Aller au contenu

Il y a dix ans explosait une bombe du GIA à la station de RER Saint-Michel à Paris

Ceci est une page protégée.
Une nouvelle de Wikinews, la source d'informations que vous pouvez écrire.

Publié le 25 juillet 2005
Il y a 10 ans exactement, vers 17:30 (15:30 UTC), explosait à la station RER Saint-Michel - Notre-Dame à Paris une bouteille de gaz de trois kilos remplie d'écrous faisant 8 morts et 117 blessés.

À cette occasion, une douzaine de victimes de l'attentat, réunis au sein de l'association SOS-Attentats (créée à l'occasion des attentats de 1995), se sont données rendez-vous sur les lieux de l'attentat pour y observer une minute de silence et procéder à la lecture du nom des huit personnes qui y ont trouvés la mort.

La vague d'attentats

L'attentat de la station Saint-Michel - Notre-Dame n'était que le début d'une longue série en France, organisée par des membres du Groupe islamique armé (GIA) en France :

  • le 17 août une bombe explose à l'Arc de Triomphe, faisant 17 blessés
  • dix jours plus tard, le 27 août, une bouteille de gaz de 13 kilos contenant des écrous est trouvée sur les rails d'une ligne TGV près de Lyon
  • le 3 septembre une cocotte-minute pleine de clous et d'écrous explose sur le marché du boulevard Richard-Lenoir à Paris, faisant 4 blessés
  • le lendemain, le 4 septembre, une bouteille de gaz de 13 kilos pleine d'écrous et clous n'explose pas, elle est découverte dans une sanisette place Charles-Vallin à Paris
  • le 7 septembre une voiture piégée explose devant une école juive à Villeurbanne près de Lyon, faisant 14 blessés

À la suite des empreintes trouvées sur la bombe de la ligne TGV, deux suspects sont identifiés, il s'agît de Boualem Bensaïd et de Khaled Kelkal. Ce dernier sera abattu par la police lors d'un échange de coups de feu le 29 septembre. Cela n'empêche pas pour autant les attentats de continuer :

  • le 6 octobre, placée dans une poubelle, une bouteille de gaz de 3 kilos explose près de la station de métro parisienne Maison Blanche, faisant 16 blessés
  • le 17 octobre une dernière bombe explose à la station de RER Musée d'Orsay, faisant 27 blessés

L'extradition de Rachid Ramda toujours attendue

Depuis, la cellule terroriste du GIA en France a été démantelée et deux personnes, Boualem Bensaïd et Smain Aït Ali Belkacem, ont été condamnés à la réclusion criminelle à perpétuité en octobre 2002. Mais Rachid Ramda, la personne suspectée d'avoir financée la cellule reste pour l'instant en détention au Royaume-Uni depuis novembre 1995. Ce dernier a réussi pour l'instant à éviter l'extradition demandée par la France, grâce aux multiples recours du système judiciaire britannique, qui protège les personnes qui risqueraient de subir de mauvais traitements. Bien que le ministre de l'intérieur anglais ait donné son accord à l'extradiction de Mr Ramda, la procédure traîne encore après qu'un appel des avocats de Mr Ramda est été déposé début juillet. Et « compte tenu du système judiciaire anglais, le processus d'extradition peut encore durer deux à trois ans », c'est du moins se qu'affirme un avocat parisien habitué au système britannique.
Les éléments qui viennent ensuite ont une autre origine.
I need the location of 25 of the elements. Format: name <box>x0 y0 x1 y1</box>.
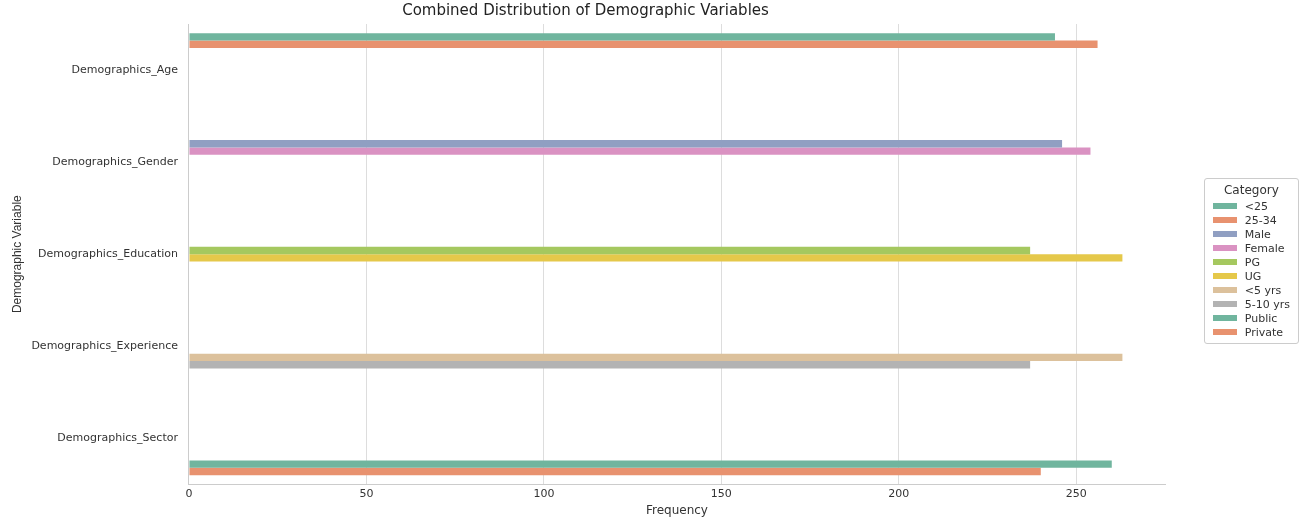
x-tick-label: 150 <box>710 486 732 500</box>
y-axis-title: Demographic Variable <box>9 194 24 314</box>
legend-label: Male <box>1244 227 1271 241</box>
x-tick-label: 0 <box>185 486 193 500</box>
legend-label: UG <box>1244 269 1262 283</box>
chart-title: Combined Distribution of Demographic Variables <box>402 0 770 19</box>
legend-label: <25 <box>1244 199 1268 213</box>
y-tick-label: Demographics_Experience <box>31 339 179 353</box>
y-tick-label: Demographics_Gender <box>52 154 179 168</box>
legend-label: Female <box>1244 241 1285 255</box>
y-tick-label: Demographics_Age <box>71 62 179 76</box>
legend-label: Private <box>1244 325 1284 339</box>
x-tick-label: 250 <box>1065 486 1087 500</box>
x-tick-label: 200 <box>888 486 910 500</box>
legend-label: 5-10 yrs <box>1244 297 1290 311</box>
y-tick-label: Demographics_Sector <box>57 431 179 445</box>
x-tick-label: 50 <box>359 486 374 500</box>
legend-label: Public <box>1244 311 1278 325</box>
legend-label: <5 yrs <box>1244 283 1282 297</box>
x-axis-title: Frequency <box>645 502 708 517</box>
legend-label: 25-34 <box>1244 213 1277 227</box>
legend-label: PG <box>1244 255 1260 269</box>
x-tick-label: 100 <box>533 486 555 500</box>
legend-title: Category <box>1222 183 1280 197</box>
y-tick-label: Demographics_Education <box>37 247 178 261</box>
À la suite de cette procédure qui n'en finit pas, de nombreuses victimes des attentats de 1995, pour certaines regroupées au sein de l'association SOS Attentats, accusent le Royaume-Uni d'avoir fait traîner le dossier. Mais les récents attentats de Londres pourraient faire accélérer les choses. Le Premier ministre français Dominique de Villepin, a d'ailleurs redemandé à son homologue britannique, Tony Blair, l'extradition de Rachid Ramda.